Underinvestment in Canada’s digital infrastructure is undermining law enforcement’s abilities and public safety
Digital risk in Canadian law enforcement is no longer a niche concern. It is an urgent national issue.
Canadian cybersecurity events such as the 2017 Canadian Police Information Centre (CPIC) outage, the 2020 BlueLeaks incident and multiple ransomware attacks on municipal police services demonstrate a clear trend: the digital backbone of policing is increasingly targeted and fragile.
When police systems fail, frontline officer safety is jeopardized, investigations stall, intelligence sharing weakens, court proceedings are delayed and public trust erodes.
Canada cannot maintain effective law enforcement without treating its digital infrastructure as essential to national security and resilience.
Canada must invest in its digital infrastructure and talent to avoid future crises.
The federal agency Public Safety Canada defines critical infrastructure as the essential systems, technologies and processes that support the health, safety, security and economic well‑being of Canadians, as well as the functioning of government. Law enforcement falls squarely within this mandate, both as frontline public safety and as a core pillar of stable governance.
Police services protect critical infrastructure and respond to emergencies, and are often the first people at a crime scene. Yet, they increasingly rely on digital systems that may in turn be vulnerable.
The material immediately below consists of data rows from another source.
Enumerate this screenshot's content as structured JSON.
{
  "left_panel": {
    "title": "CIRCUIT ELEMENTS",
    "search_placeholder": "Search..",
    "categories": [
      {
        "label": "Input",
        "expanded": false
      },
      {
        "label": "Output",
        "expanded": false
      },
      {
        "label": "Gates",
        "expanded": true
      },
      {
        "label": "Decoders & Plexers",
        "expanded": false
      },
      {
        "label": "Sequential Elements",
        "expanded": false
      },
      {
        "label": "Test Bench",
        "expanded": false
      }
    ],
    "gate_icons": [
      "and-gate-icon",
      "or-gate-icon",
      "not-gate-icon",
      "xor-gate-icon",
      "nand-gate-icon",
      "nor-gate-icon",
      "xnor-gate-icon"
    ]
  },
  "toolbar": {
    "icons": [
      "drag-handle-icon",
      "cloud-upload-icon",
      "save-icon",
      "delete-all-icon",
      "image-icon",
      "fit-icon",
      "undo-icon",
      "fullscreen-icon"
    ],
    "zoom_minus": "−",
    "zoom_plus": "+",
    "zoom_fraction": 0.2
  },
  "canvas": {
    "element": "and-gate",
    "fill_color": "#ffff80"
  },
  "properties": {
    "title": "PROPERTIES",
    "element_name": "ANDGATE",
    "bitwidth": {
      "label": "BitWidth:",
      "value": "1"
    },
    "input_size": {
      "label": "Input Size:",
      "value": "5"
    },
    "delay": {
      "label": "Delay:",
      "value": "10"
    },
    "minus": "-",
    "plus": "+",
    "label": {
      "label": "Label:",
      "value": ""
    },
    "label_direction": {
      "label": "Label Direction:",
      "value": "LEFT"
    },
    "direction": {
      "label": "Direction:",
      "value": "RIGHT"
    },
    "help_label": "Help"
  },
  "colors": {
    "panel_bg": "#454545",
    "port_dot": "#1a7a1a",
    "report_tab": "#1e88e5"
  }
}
Law enforcement faces deliberate, accidental and natural threats, similar to those faced by other critical infrastructure sectors.
Protecting policing as critical infrastructure means safeguarding its workforce, resources and especially the digital systems now embedded in nearly all operational functions.
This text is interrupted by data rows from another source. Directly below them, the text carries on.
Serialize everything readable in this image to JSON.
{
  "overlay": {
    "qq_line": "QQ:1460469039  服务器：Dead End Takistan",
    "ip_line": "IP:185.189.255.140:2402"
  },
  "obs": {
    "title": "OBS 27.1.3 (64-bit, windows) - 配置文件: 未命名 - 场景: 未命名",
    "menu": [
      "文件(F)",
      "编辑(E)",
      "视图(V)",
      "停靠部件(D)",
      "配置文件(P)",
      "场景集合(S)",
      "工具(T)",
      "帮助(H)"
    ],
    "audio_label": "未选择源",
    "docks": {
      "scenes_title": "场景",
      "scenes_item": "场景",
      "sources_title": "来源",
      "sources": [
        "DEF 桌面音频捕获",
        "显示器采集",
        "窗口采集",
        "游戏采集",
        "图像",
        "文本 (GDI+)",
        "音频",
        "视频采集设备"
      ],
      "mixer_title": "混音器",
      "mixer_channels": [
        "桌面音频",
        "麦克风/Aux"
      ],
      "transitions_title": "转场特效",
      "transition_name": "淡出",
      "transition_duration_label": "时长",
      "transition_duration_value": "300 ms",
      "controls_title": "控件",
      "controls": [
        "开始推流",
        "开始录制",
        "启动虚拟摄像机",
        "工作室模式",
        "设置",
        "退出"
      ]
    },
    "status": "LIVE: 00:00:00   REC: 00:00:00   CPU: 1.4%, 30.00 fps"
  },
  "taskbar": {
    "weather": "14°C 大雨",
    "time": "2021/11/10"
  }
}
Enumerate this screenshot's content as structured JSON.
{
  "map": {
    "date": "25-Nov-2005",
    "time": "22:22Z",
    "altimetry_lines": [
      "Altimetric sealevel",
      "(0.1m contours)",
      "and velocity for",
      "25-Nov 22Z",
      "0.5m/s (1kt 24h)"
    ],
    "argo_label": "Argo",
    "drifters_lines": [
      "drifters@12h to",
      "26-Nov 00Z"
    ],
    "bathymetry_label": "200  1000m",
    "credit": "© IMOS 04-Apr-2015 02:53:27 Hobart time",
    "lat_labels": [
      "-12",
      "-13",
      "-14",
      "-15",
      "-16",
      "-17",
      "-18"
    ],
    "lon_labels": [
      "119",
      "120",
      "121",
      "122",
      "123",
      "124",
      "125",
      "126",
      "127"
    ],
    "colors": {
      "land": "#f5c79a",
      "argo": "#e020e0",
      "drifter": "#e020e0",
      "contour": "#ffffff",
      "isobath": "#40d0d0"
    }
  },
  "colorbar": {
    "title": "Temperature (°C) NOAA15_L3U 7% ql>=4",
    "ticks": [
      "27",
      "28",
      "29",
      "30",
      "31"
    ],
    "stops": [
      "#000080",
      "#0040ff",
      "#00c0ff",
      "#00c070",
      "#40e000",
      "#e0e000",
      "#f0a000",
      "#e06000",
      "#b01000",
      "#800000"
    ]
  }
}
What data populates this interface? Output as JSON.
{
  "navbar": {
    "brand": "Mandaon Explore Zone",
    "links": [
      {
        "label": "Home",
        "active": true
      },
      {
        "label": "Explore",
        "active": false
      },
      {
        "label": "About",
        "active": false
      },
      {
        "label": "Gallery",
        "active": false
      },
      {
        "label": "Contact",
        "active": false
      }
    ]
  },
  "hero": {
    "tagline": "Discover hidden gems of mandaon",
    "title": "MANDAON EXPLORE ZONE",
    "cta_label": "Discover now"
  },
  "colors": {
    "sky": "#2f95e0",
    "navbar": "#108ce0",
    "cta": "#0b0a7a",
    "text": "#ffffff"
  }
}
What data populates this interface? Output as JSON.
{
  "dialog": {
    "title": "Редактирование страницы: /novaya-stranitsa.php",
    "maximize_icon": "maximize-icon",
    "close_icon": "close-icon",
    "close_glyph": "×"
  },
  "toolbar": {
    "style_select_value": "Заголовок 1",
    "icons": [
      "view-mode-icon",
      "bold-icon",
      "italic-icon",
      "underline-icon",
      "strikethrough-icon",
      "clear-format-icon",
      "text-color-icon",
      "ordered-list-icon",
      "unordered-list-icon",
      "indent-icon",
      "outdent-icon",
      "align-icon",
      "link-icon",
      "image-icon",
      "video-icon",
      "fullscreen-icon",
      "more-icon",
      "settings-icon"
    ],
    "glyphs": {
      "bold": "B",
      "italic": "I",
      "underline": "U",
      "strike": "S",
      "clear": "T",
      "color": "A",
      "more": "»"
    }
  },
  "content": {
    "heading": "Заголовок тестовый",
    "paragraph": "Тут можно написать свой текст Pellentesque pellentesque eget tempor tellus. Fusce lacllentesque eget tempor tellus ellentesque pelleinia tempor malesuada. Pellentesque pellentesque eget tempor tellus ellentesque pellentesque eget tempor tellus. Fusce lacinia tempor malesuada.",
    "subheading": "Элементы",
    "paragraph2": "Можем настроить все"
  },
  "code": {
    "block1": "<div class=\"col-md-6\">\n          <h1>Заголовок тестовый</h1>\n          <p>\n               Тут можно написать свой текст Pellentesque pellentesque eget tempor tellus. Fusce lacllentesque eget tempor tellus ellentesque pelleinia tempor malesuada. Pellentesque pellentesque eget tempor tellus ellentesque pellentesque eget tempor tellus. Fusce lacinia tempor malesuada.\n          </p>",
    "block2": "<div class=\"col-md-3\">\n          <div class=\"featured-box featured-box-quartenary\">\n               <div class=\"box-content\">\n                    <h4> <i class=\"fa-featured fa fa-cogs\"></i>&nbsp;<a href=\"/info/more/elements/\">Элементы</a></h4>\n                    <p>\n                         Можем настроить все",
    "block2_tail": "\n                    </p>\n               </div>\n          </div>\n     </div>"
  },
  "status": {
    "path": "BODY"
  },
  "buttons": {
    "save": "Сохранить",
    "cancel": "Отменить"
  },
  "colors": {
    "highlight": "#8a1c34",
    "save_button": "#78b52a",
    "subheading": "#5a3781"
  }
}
Three pillars define digital infrastructure in policing:
- Criminal deterrence and investigation: systems for case management and intelligence management, analysis, evidence handling, covert operations and disruption of criminal networks.
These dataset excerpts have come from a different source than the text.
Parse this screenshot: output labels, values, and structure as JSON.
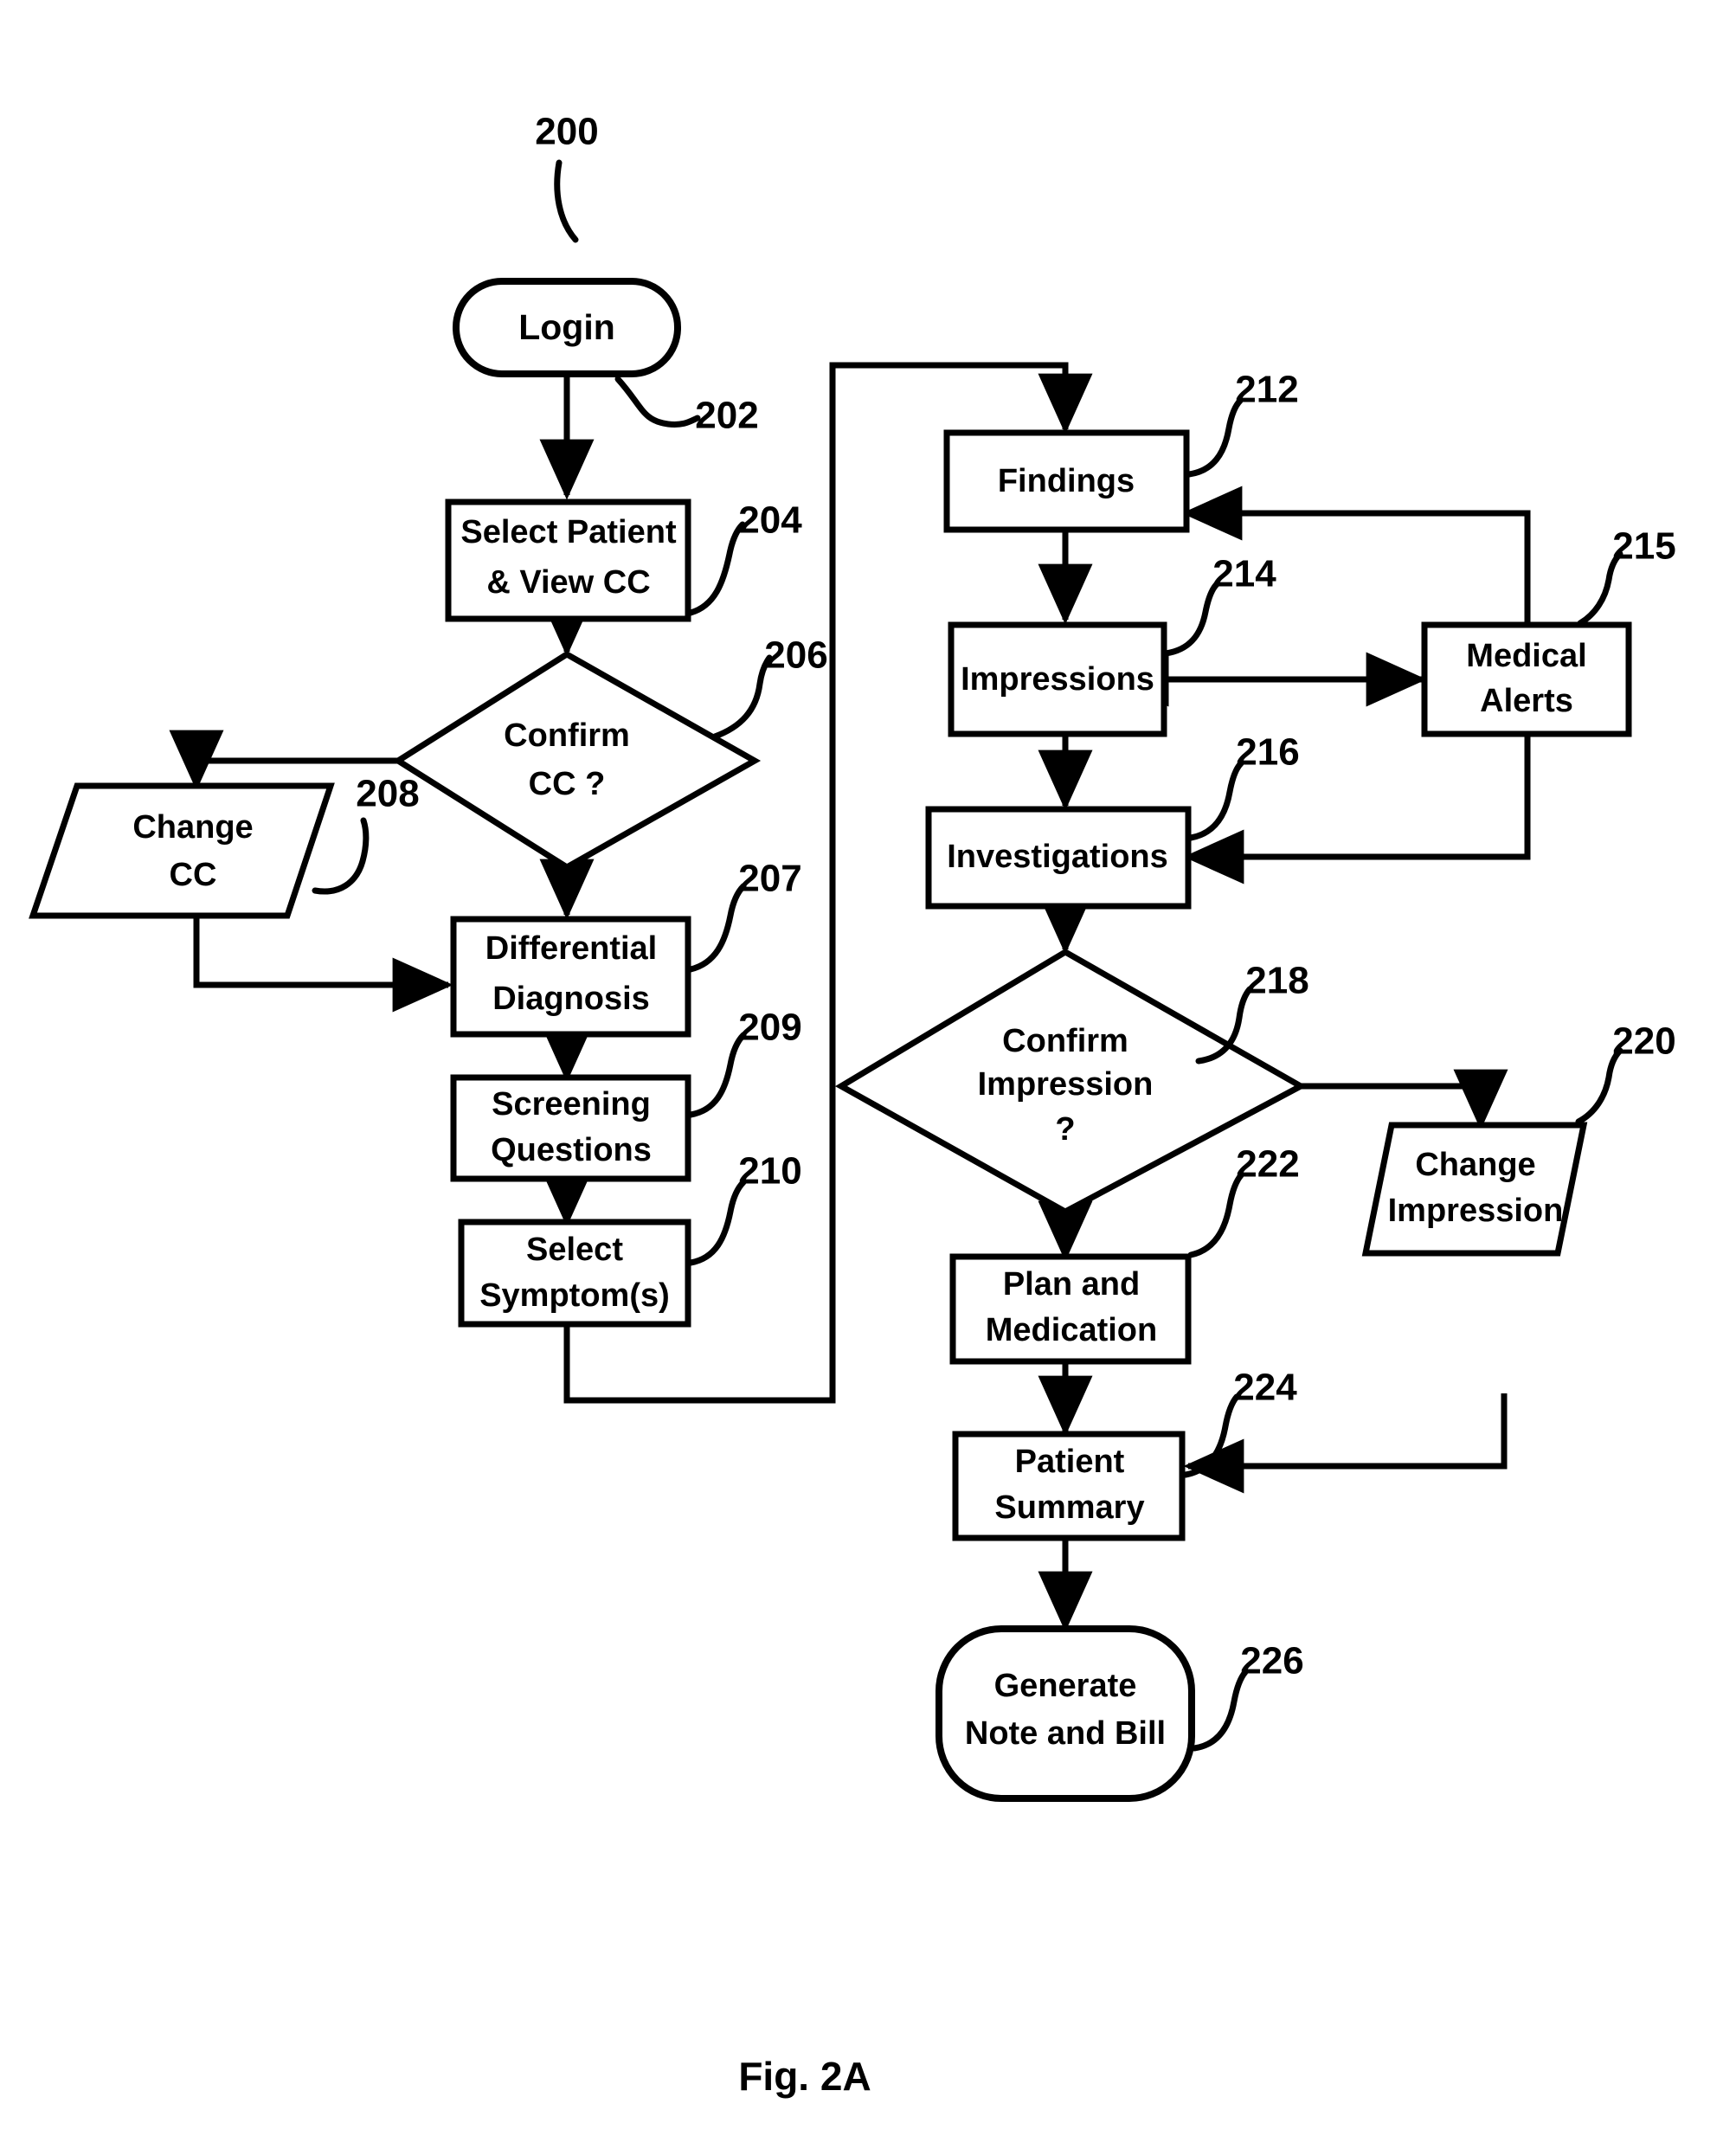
{
  "figure": {
    "caption": "Fig. 2A",
    "diagram_number": "200"
  },
  "nodes": [
    {
      "id": "login",
      "ref": "202",
      "label_lines": [
        "Login"
      ],
      "shape": "terminator"
    },
    {
      "id": "select_patient",
      "ref": "204",
      "label_lines": [
        "Select Patient",
        "& View CC"
      ],
      "shape": "process"
    },
    {
      "id": "confirm_cc",
      "ref": "206",
      "label_lines": [
        "Confirm",
        "CC ?"
      ],
      "shape": "decision"
    },
    {
      "id": "change_cc",
      "ref": "208",
      "label_lines": [
        "Change",
        "CC"
      ],
      "shape": "data"
    },
    {
      "id": "diff_diagnosis",
      "ref": "207",
      "label_lines": [
        "Differential",
        "Diagnosis"
      ],
      "shape": "process"
    },
    {
      "id": "screening",
      "ref": "209",
      "label_lines": [
        "Screening",
        "Questions"
      ],
      "shape": "process"
    },
    {
      "id": "select_symptom",
      "ref": "210",
      "label_lines": [
        "Select",
        "Symptom(s)"
      ],
      "shape": "process"
    },
    {
      "id": "findings",
      "ref": "212",
      "label_lines": [
        "Findings"
      ],
      "shape": "process"
    },
    {
      "id": "impressions",
      "ref": "214",
      "label_lines": [
        "Impressions"
      ],
      "shape": "process"
    },
    {
      "id": "medical_alerts",
      "ref": "215",
      "label_lines": [
        "Medical",
        "Alerts"
      ],
      "shape": "process"
    },
    {
      "id": "investigations",
      "ref": "216",
      "label_lines": [
        "Investigations"
      ],
      "shape": "process"
    },
    {
      "id": "confirm_impr",
      "ref": "218",
      "label_lines": [
        "Confirm",
        "Impression",
        "?"
      ],
      "shape": "decision"
    },
    {
      "id": "change_impr",
      "ref": "220",
      "label_lines": [
        "Change",
        "Impression"
      ],
      "shape": "data"
    },
    {
      "id": "plan_med",
      "ref": "222",
      "label_lines": [
        "Plan and",
        "Medication"
      ],
      "shape": "process"
    },
    {
      "id": "patient_summary",
      "ref": "224",
      "label_lines": [
        "Patient",
        "Summary"
      ],
      "shape": "process"
    },
    {
      "id": "generate_note",
      "ref": "226",
      "label_lines": [
        "Generate",
        "Note and Bill"
      ],
      "shape": "terminator"
    }
  ],
  "edges": [
    {
      "from": "login",
      "to": "select_patient",
      "arrow": "single"
    },
    {
      "from": "select_patient",
      "to": "confirm_cc",
      "arrow": "single"
    },
    {
      "from": "confirm_cc",
      "to": "change_cc",
      "arrow": "single"
    },
    {
      "from": "confirm_cc",
      "to": "diff_diagnosis",
      "arrow": "single"
    },
    {
      "from": "change_cc",
      "to": "diff_diagnosis",
      "arrow": "single"
    },
    {
      "from": "diff_diagnosis",
      "to": "screening",
      "arrow": "single"
    },
    {
      "from": "screening",
      "to": "select_symptom",
      "arrow": "single"
    },
    {
      "from": "select_symptom",
      "to": "findings",
      "arrow": "single"
    },
    {
      "from": "findings",
      "to": "impressions",
      "arrow": "single"
    },
    {
      "from": "impressions",
      "to": "medical_alerts",
      "arrow": "double"
    },
    {
      "from": "medical_alerts",
      "to": "findings",
      "arrow": "single"
    },
    {
      "from": "medical_alerts",
      "to": "investigations",
      "arrow": "single"
    },
    {
      "from": "impressions",
      "to": "investigations",
      "arrow": "single"
    },
    {
      "from": "investigations",
      "to": "confirm_impr",
      "arrow": "single"
    },
    {
      "from": "confirm_impr",
      "to": "change_impr",
      "arrow": "single"
    },
    {
      "from": "confirm_impr",
      "to": "plan_med",
      "arrow": "single"
    },
    {
      "from": "change_impr",
      "to": "plan_med",
      "arrow": "single"
    },
    {
      "from": "plan_med",
      "to": "patient_summary",
      "arrow": "single"
    },
    {
      "from": "patient_summary",
      "to": "generate_note",
      "arrow": "single"
    }
  ],
  "colors": {
    "stroke": "#000000",
    "fill": "#ffffff",
    "background": "#ffffff"
  }
}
- Administration and operations: platforms for operational management, communications, compliance, scheduling, training and performance.
- Protection and defence of digital systems: cybersecurity ensuring systems, software, data and devices remain secure against threats.
While dedicated personnel work in each of these three areas, the talent gap is severe. The issue is structural, not motivational.
Fragmentation is also an issue. Every jurisdiction uses different tools and systems across a wide range of functions. This patchwork approach increases costs, complicates training, inhibits interoperability and expands the digital attack surface.
Canada’s tech sector has demonstrated world‑class capabilities in banking, health care and telecommunications. Yet barriers in law enforcement procurement rules make it difficult for domestic innovators to participate. As a result, Canadian‑made solutions remain uncommon.
Offshore tools may be cheaper, but introduce risks tied to supply chains, data jurisdiction, system reliability and privacy. In an era of geopolitical instability, digital sovereignty is a strategic necessity.
If law enforcement is truly critical infrastructure, we must invest in it as such. That means a coordinated national strategy to strengthen Canada’s digital backbone — expanding non-traditional talent pipelines, including trained civilians and special constables to reinforce law enforcement’s digital capabilities.
It also means building a unified, interoperable digital architecture across jurisdictions and prioritizing Canadian systems to safeguard data and strengthen digital sovereignty.
Finally, we must clear a path for Canadian innovators by reforming risk-averse procurement processes. Public safety in the digital age demands bold investment and the courage to modernize.
Digital systems are no longer back‑office tools; they are critical operational infrastructure. Treating them as anything less leaves Canada exposed.